On Wed, Jun 17, 2020 at 09:18:00AM +0300, Serhiy Storchaka wrote:

> 17.06.20 08:29, Steven D'Aprano пише:
> >What exactly is getting in the way here? Standards do change. One
> >standard (JSON) is not capable of representing all values from another
> >standard (IEEE-754). Removing NANs and INFs would break floating point
> >software everywhere, and a lot of hardware too. Adding support for them
> >to JSON would be an enhancement, not a breakage. In my ignorance, that
> >seems like a no-brainer.
> 
> Adding NANs and INFs to JSON will break virtually every software which 
> reads JSON because many (most?) of existing standard-conforming 
> implementations do not support them.

It won't break anything that doesn't actually include NANs or INFs.

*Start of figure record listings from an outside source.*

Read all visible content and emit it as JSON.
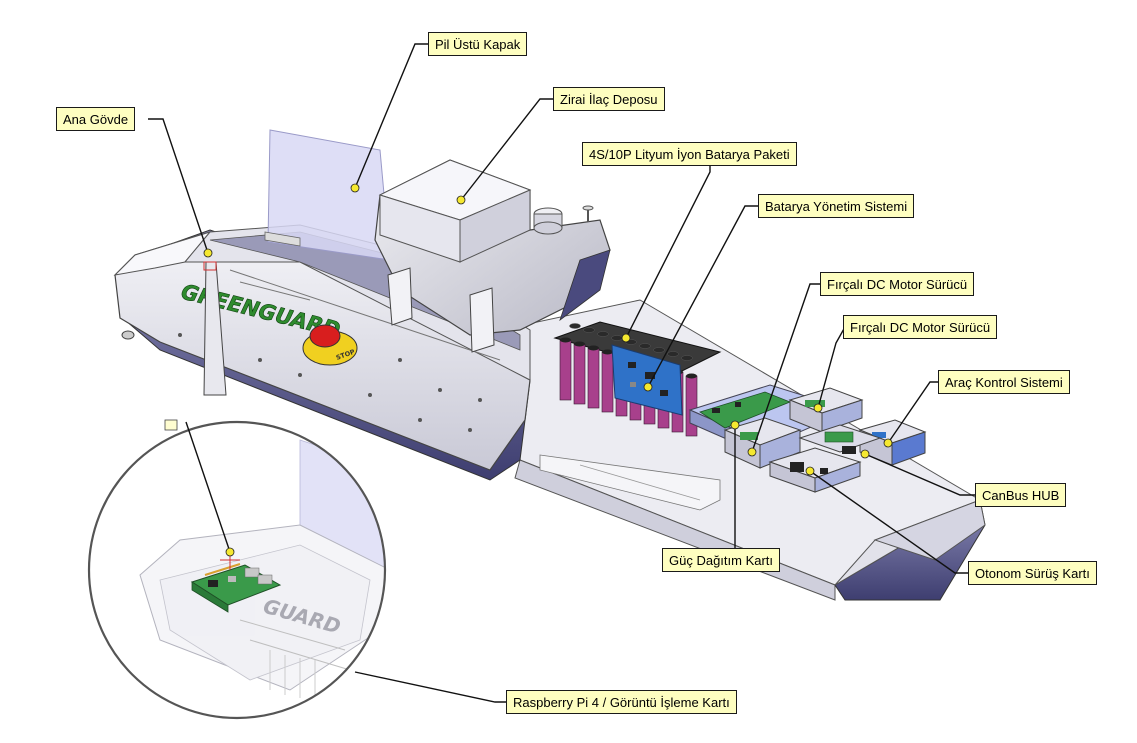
{
  "brand": {
    "name": "GREENGUARD",
    "inset_name": "GUARD"
  },
  "stop_button": {
    "text": "STOP"
  },
  "callouts": [
    {
      "id": "ana-govde",
      "label": "Ana Gövde"
    },
    {
      "id": "pil-ustu-kapak",
      "label": "Pil Üstü Kapak"
    },
    {
      "id": "zirai-ilac-deposu",
      "label": "Zirai İlaç Deposu"
    },
    {
      "id": "batarya-paketi",
      "label": "4S/10P Lityum İyon Batarya Paketi"
    },
    {
      "id": "batarya-yonetim-sistemi",
      "label": "Batarya Yönetim Sistemi"
    },
    {
      "id": "motor-surucu-1",
      "label": "Fırçalı DC Motor Sürücü"
    },
    {
      "id": "motor-surucu-2",
      "label": "Fırçalı DC Motor Sürücü"
    },
    {
      "id": "arac-kontrol-sistemi",
      "label": "Araç Kontrol Sistemi"
    },
    {
      "id": "canbus-hub",
      "label": "CanBus HUB"
    },
    {
      "id": "otonom-surus-karti",
      "label": "Otonom Sürüş Kartı"
    },
    {
      "id": "guc-dagitim-karti",
      "label": "Güç Dağıtım Kartı"
    },
    {
      "id": "raspberry-pi",
      "label": "Raspberry Pi 4 / Görüntü İşleme Kartı"
    }
  ],
  "colors": {
    "body_fill": "#e6e6ec",
    "body_shadow": "#5a5a8c",
    "brand_green": "#2e8b2e",
    "lid_tint": "#d8d8f4",
    "battery_cell": "#a8408c",
    "pcb_blue": "#2f72c8",
    "pcb_green": "#3a9a4a",
    "label_fill": "#fefec0",
    "callout_dot": "#f5e830"
  }
}
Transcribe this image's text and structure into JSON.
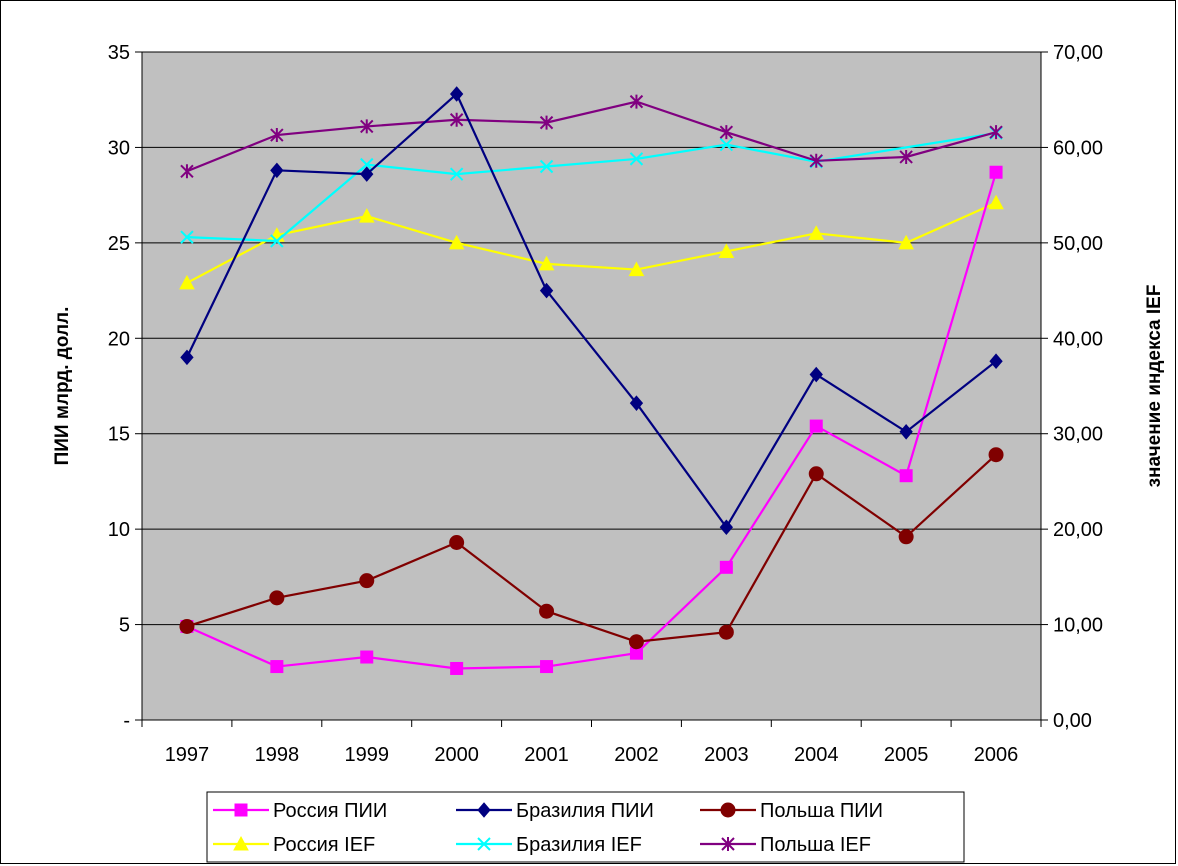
{
  "chart_data": {
    "type": "line",
    "categories": [
      "1997",
      "1998",
      "1999",
      "2000",
      "2001",
      "2002",
      "2003",
      "2004",
      "2005",
      "2006"
    ],
    "ylabel_left": "ПИИ млрд. долл.",
    "ylabel_right": "значение индекса IEF",
    "ylim_left": [
      0,
      35
    ],
    "ylim_right": [
      0,
      70
    ],
    "yticks_left": [
      "-",
      "5",
      "10",
      "15",
      "20",
      "25",
      "30",
      "35"
    ],
    "yticks_right": [
      "0,00",
      "10,00",
      "20,00",
      "30,00",
      "40,00",
      "50,00",
      "60,00",
      "70,00"
    ],
    "grid": true,
    "plot_background": "#c0c0c0",
    "legend_position": "bottom",
    "series": [
      {
        "name": "Россия ПИИ",
        "axis": "left",
        "color": "#ff00ff",
        "marker": "square",
        "values": [
          4.9,
          2.8,
          3.3,
          2.7,
          2.8,
          3.5,
          8.0,
          15.4,
          12.8,
          28.7
        ]
      },
      {
        "name": "Бразилия ПИИ",
        "axis": "left",
        "color": "#000080",
        "marker": "diamond",
        "values": [
          19.0,
          28.8,
          28.6,
          32.8,
          22.5,
          16.6,
          10.1,
          18.1,
          15.1,
          18.8
        ]
      },
      {
        "name": "Польша ПИИ",
        "axis": "left",
        "color": "#800000",
        "marker": "circle",
        "values": [
          4.9,
          6.4,
          7.3,
          9.3,
          5.7,
          4.1,
          4.6,
          12.9,
          9.6,
          13.9
        ]
      },
      {
        "name": "Россия IEF",
        "axis": "right",
        "color": "#ffff00",
        "marker": "triangle",
        "values": [
          45.8,
          50.8,
          52.8,
          50.0,
          47.8,
          47.2,
          49.1,
          51.0,
          50.0,
          54.2
        ]
      },
      {
        "name": "Бразилия IEF",
        "axis": "right",
        "color": "#00ffff",
        "marker": "x",
        "values": [
          50.6,
          50.2,
          58.2,
          57.2,
          58.0,
          58.8,
          60.3,
          58.5,
          null,
          61.5
        ]
      },
      {
        "name": "Польша IEF",
        "axis": "right",
        "color": "#800080",
        "marker": "star",
        "values": [
          57.5,
          61.3,
          62.2,
          62.9,
          62.6,
          64.8,
          61.6,
          58.6,
          59.0,
          61.6
        ]
      }
    ]
  }
}
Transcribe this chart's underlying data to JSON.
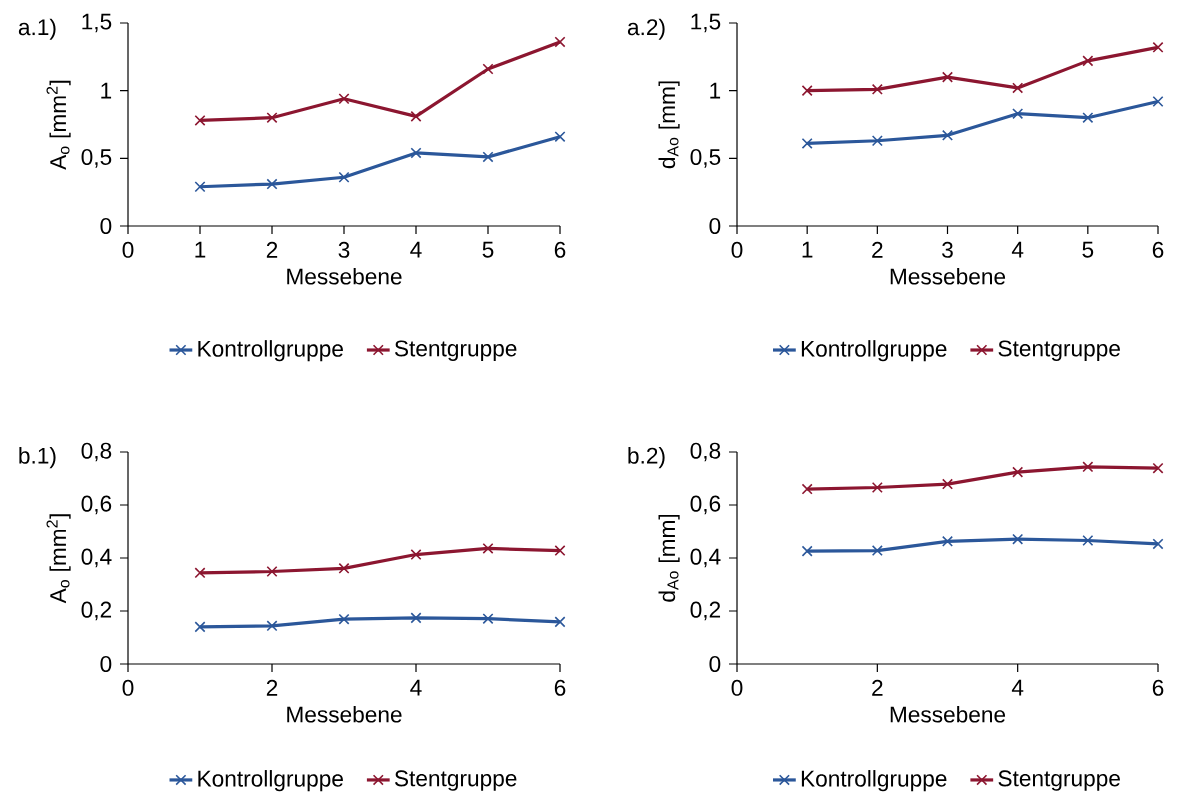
{
  "chart_data": [
    {
      "type": "line",
      "annotations": [
        "a.1)"
      ],
      "xlabel": "Messebene",
      "ylabel": "A$_{o}$ [mm$^{2}$]",
      "x": [
        1,
        2,
        3,
        4,
        5,
        6
      ],
      "xlim": [
        0,
        6
      ],
      "xticks": [
        0,
        1,
        2,
        3,
        4,
        5,
        6
      ],
      "ylim": [
        0,
        1.5
      ],
      "yticks": [
        0,
        {
          "value": 0.5,
          "label": "0,5"
        },
        1,
        {
          "value": 1.5,
          "label": "1,5"
        }
      ],
      "legend": "bottom",
      "marker": "cross",
      "line_style": "solid",
      "series": [
        {
          "name": "Kontrollgruppe",
          "color": "#2b579a",
          "values": [
            0.29,
            0.31,
            0.36,
            0.54,
            0.51,
            0.66
          ]
        },
        {
          "name": "Stentgruppe",
          "color": "#8c1630",
          "values": [
            0.78,
            0.8,
            0.94,
            0.81,
            1.16,
            1.36
          ]
        }
      ]
    },
    {
      "type": "line",
      "annotations": [
        "a.2)"
      ],
      "xlabel": "Messebene",
      "ylabel": "d$_{Ao}$ [mm]",
      "x": [
        1,
        2,
        3,
        4,
        5,
        6
      ],
      "xlim": [
        0,
        6
      ],
      "xticks": [
        0,
        1,
        2,
        3,
        4,
        5,
        6
      ],
      "ylim": [
        0,
        1.5
      ],
      "yticks": [
        0,
        {
          "value": 0.5,
          "label": "0,5"
        },
        1,
        {
          "value": 1.5,
          "label": "1,5"
        }
      ],
      "legend": "bottom",
      "marker": "cross",
      "line_style": "solid",
      "series": [
        {
          "name": "Kontrollgruppe",
          "color": "#2b579a",
          "values": [
            0.61,
            0.63,
            0.67,
            0.83,
            0.8,
            0.92
          ]
        },
        {
          "name": "Stentgruppe",
          "color": "#8c1630",
          "values": [
            1.0,
            1.01,
            1.1,
            1.02,
            1.22,
            1.32
          ]
        }
      ]
    },
    {
      "type": "line",
      "annotations": [
        "b.1)"
      ],
      "xlabel": "Messebene",
      "ylabel": "A$_{o}$ [mm$^{2}$]",
      "x": [
        1,
        2,
        3,
        4,
        5,
        6
      ],
      "xlim": [
        0,
        6
      ],
      "xticks": [
        0,
        2,
        4,
        6
      ],
      "ylim": [
        0,
        0.8
      ],
      "yticks": [
        0,
        {
          "value": 0.2,
          "label": "0,2"
        },
        {
          "value": 0.4,
          "label": "0,4"
        },
        {
          "value": 0.6,
          "label": "0,6"
        },
        {
          "value": 0.8,
          "label": "0,8"
        }
      ],
      "legend": "bottom",
      "marker": "cross",
      "line_style": "solid",
      "series": [
        {
          "name": "Kontrollgruppe",
          "color": "#2b579a",
          "values": [
            0.14,
            0.144,
            0.169,
            0.174,
            0.171,
            0.159
          ]
        },
        {
          "name": "Stentgruppe",
          "color": "#8c1630",
          "values": [
            0.344,
            0.349,
            0.361,
            0.413,
            0.436,
            0.428
          ]
        }
      ]
    },
    {
      "type": "line",
      "annotations": [
        "b.2)"
      ],
      "xlabel": "Messebene",
      "ylabel": "d$_{Ao}$ [mm]",
      "x": [
        1,
        2,
        3,
        4,
        5,
        6
      ],
      "xlim": [
        0,
        6
      ],
      "xticks": [
        0,
        2,
        4,
        6
      ],
      "ylim": [
        0,
        0.8
      ],
      "yticks": [
        0,
        {
          "value": 0.2,
          "label": "0,2"
        },
        {
          "value": 0.4,
          "label": "0,4"
        },
        {
          "value": 0.6,
          "label": "0,6"
        },
        {
          "value": 0.8,
          "label": "0,8"
        }
      ],
      "legend": "bottom",
      "marker": "cross",
      "line_style": "solid",
      "series": [
        {
          "name": "Kontrollgruppe",
          "color": "#2b579a",
          "values": [
            0.426,
            0.428,
            0.463,
            0.471,
            0.466,
            0.453
          ]
        },
        {
          "name": "Stentgruppe",
          "color": "#8c1630",
          "values": [
            0.66,
            0.666,
            0.679,
            0.724,
            0.744,
            0.739
          ]
        }
      ]
    }
  ]
}
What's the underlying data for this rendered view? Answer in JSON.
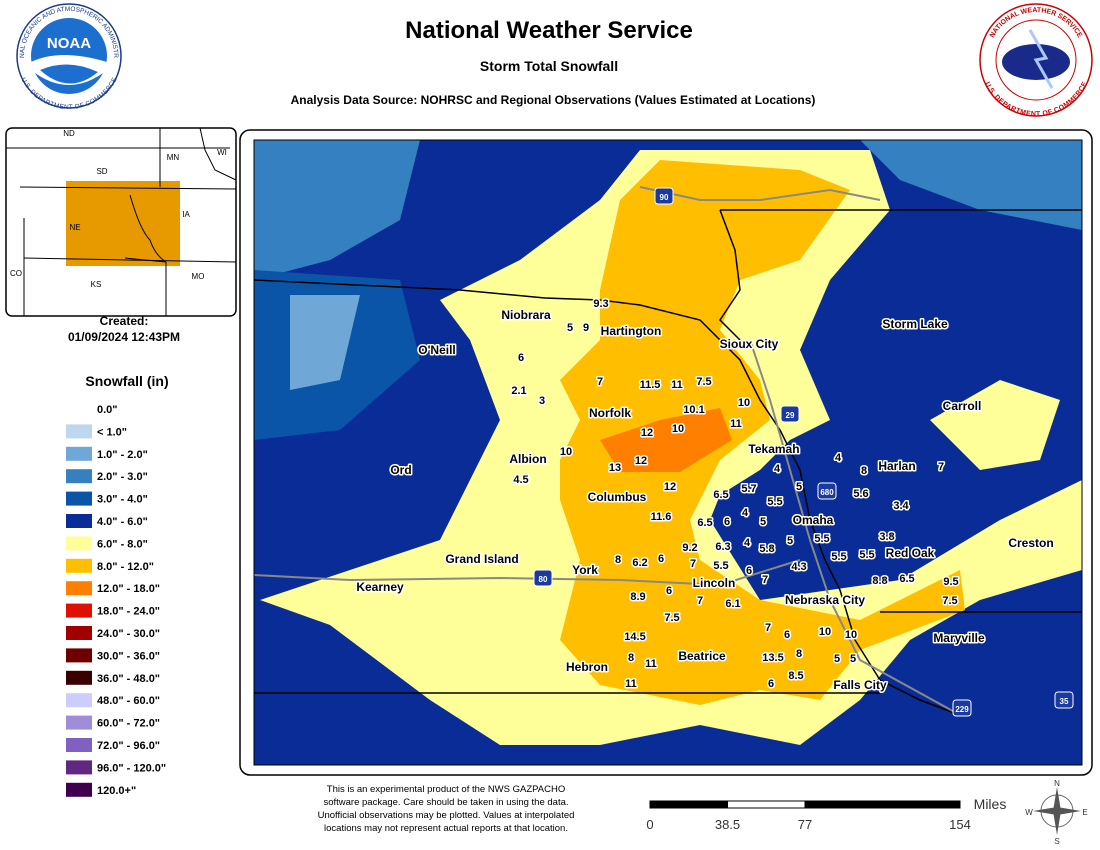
{
  "header": {
    "title": "National Weather Service",
    "subtitle": "Storm Total Snowfall",
    "source": "Analysis Data Source: NOHRSC and Regional Observations (Values Estimated at Locations)"
  },
  "logos": {
    "noaa": "NOAA",
    "noaa_ring_top": "NATIONAL OCEANIC AND ATMOSPHERIC ADMINISTRATION",
    "noaa_ring_bottom": "U.S. DEPARTMENT OF COMMERCE",
    "nws_ring_top": "NATIONAL WEATHER SERVICE",
    "nws_ring_bottom": "U.S. DEPARTMENT OF COMMERCE"
  },
  "inset": {
    "labels": [
      "ND",
      "SD",
      "MN",
      "WI",
      "NE",
      "IA",
      "CO",
      "KS",
      "MO"
    ]
  },
  "created": {
    "label": "Created:",
    "date": "01/09/2024 12:43PM"
  },
  "legend": {
    "title": "Snowfall (in)",
    "items": [
      {
        "label": "0.0\"",
        "color": "#ffffff"
      },
      {
        "label": "< 1.0\"",
        "color": "#bdd7ee"
      },
      {
        "label": "1.0\" - 2.0\"",
        "color": "#6fa8d6"
      },
      {
        "label": "2.0\" - 3.0\"",
        "color": "#3580c0"
      },
      {
        "label": "3.0\" - 4.0\"",
        "color": "#0b55a8"
      },
      {
        "label": "4.0\" - 6.0\"",
        "color": "#0a2c96"
      },
      {
        "label": "6.0\" - 8.0\"",
        "color": "#ffff99"
      },
      {
        "label": "8.0\" - 12.0\"",
        "color": "#ffbf00"
      },
      {
        "label": "12.0\" - 18.0\"",
        "color": "#ff8000"
      },
      {
        "label": "18.0\" - 24.0\"",
        "color": "#e01000"
      },
      {
        "label": "24.0\" - 30.0\"",
        "color": "#a00000"
      },
      {
        "label": "30.0\" - 36.0\"",
        "color": "#6e0000"
      },
      {
        "label": "36.0\" - 48.0\"",
        "color": "#3a0000"
      },
      {
        "label": "48.0\" - 60.0\"",
        "color": "#ccccff"
      },
      {
        "label": "60.0\" - 72.0\"",
        "color": "#a08cd8"
      },
      {
        "label": "72.0\" - 96.0\"",
        "color": "#8060c0"
      },
      {
        "label": "96.0\" - 120.0\"",
        "color": "#602880"
      },
      {
        "label": "120.0+\"",
        "color": "#400050"
      }
    ]
  },
  "map": {
    "cities": [
      "Niobrara",
      "Hartington",
      "Sioux City",
      "Storm Lake",
      "O'Neill",
      "Norfolk",
      "Carroll",
      "Albion",
      "Tekamah",
      "Harlan",
      "Ord",
      "Columbus",
      "Omaha",
      "Red Oak",
      "Creston",
      "Grand Island",
      "York",
      "Lincoln",
      "Kearney",
      "Nebraska City",
      "Maryville",
      "Hebron",
      "Beatrice",
      "Falls City"
    ],
    "highways": [
      "90",
      "29",
      "680",
      "80",
      "229",
      "35"
    ],
    "snowfall_values": [
      9.3,
      5,
      9,
      6,
      7,
      11.5,
      11,
      7.5,
      2.1,
      3,
      10.1,
      10,
      12,
      10,
      11,
      10,
      4.5,
      13,
      12,
      12,
      4,
      8,
      7,
      4,
      5.7,
      5,
      6.5,
      5.5,
      5.6,
      3.4,
      4,
      5,
      11.6,
      6.5,
      6,
      3.8,
      9.2,
      6.3,
      4,
      5.8,
      5,
      5.5,
      5.5,
      5.5,
      8,
      6.2,
      6,
      7,
      5.5,
      6,
      7,
      4.3,
      8.8,
      6.5,
      9.5,
      6,
      8.9,
      7,
      6.1,
      7.5,
      7.5,
      7,
      6,
      10,
      10,
      14.5,
      8,
      11,
      13.5,
      8,
      5,
      5,
      11,
      6,
      8.5
    ]
  },
  "footer": {
    "disclaimer": [
      "This is an experimental product of the NWS GAZPACHO",
      "software package. Care should be taken in using the data.",
      "Unofficial observations may be plotted. Values at interpolated",
      "locations may not represent actual reports at that location."
    ],
    "scale": {
      "unit": "Miles",
      "ticks": [
        0,
        38.5,
        77,
        154
      ]
    },
    "compass": [
      "N",
      "S",
      "E",
      "W"
    ]
  }
}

In another post, you replied to David Mertz:

"1. Initial standard allowed only JSON objects and JSON arrays at the 
top level, but Python implementations allowed all. Now the standard has 
been changed."

"2. Initial standard allowed binary input and suggested algorithm to
determine the encoding (if it one of UTF-8, UTF-16, UTF-32 with
variations). Current standard requires UTF-8 encoding."

So the standard has changed in the past. Breakage can be managed.

I don't know anyone who likes the fact that JSON cannot round-trip all 
Javascript numbers. Its a source of pain to anyone who deals with such 
numbers where infinities and NANs might appear. JSON has changed in the 
past, breaking backwards compatibility, and I dare say it will change 
again in the future. Why is it unthinkable for this issue?

There might be a good reason. But it's not obvious to me what that would 
be, other than "But we've always done it this way".